The barrier works both ways of course. On the one occasion when Ginger and her ex-husband had some extra money, Hal talked them into investing it with him, and lost it all. We all know how the system is stacked against those at the bottom, how the gains amass with increasingly wild disproportionality at the top, and yet lawmakers seem more concerned about the self-serving whining of the privileged than about the fabric of the country; a moral atrocity for which they pay no price, given that people seem entirely incapable of voting in their own best interest. Blue Jasmine gets almost excruciating to watch when it faces this gulf head-on, for example as in a flashback of how Jasmine and Hal tied themselves in knots to avoid spending time with Ginger and the husband when they visited New York. Much as the country loves its sea to shining sea rhetoric, it’s increasingly defined by blind incomprehension, if not outright internal hatred and contempt.
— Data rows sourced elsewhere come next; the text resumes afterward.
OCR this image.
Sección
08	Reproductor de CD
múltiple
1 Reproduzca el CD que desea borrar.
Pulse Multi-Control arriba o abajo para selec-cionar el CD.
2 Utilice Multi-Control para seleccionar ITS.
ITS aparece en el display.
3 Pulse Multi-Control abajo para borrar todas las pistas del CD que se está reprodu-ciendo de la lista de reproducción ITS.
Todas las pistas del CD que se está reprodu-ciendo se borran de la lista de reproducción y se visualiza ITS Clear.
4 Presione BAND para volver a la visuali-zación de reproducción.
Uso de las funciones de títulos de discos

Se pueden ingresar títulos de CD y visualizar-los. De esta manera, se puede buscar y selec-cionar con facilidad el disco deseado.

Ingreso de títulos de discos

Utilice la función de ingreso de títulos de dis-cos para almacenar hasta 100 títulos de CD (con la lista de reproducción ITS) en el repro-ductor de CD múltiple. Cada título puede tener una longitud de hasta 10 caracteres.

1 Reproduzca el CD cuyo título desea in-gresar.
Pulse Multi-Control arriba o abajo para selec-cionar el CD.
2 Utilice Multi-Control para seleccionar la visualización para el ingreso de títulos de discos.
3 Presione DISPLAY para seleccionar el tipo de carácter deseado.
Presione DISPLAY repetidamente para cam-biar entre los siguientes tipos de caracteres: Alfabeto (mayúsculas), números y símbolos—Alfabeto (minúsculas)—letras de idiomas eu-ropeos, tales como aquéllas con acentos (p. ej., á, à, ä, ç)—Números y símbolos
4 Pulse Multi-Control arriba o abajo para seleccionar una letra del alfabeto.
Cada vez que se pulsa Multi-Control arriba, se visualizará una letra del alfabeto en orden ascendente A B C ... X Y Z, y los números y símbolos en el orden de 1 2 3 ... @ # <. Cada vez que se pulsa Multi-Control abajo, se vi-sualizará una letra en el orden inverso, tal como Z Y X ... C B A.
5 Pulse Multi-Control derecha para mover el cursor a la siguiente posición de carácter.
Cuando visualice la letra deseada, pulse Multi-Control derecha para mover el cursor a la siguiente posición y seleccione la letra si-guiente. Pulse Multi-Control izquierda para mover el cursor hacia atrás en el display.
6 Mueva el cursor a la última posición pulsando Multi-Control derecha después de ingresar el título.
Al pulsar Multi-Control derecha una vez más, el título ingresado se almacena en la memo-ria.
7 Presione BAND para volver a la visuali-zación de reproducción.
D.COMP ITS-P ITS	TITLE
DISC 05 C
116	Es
Allen – and probably just about everyone else involved in the film – is much more likely to brush shoulders with a Jasmine than a Ginger. But Blue Jasmine carries an unsettling awareness of the fragility of these enclaves, and of the dubious wisdom of believing in an “America” that can somehow compensate when things break down. Its last, piercing close-up of Jasmine seems true to the intractability of these issues, and triangulates between the delectable specificity of Blanchett’s performance and the character’s miserably universal implications. And so, for some of the time at least, Allen has crafted more here than another top-flight meaningless experience.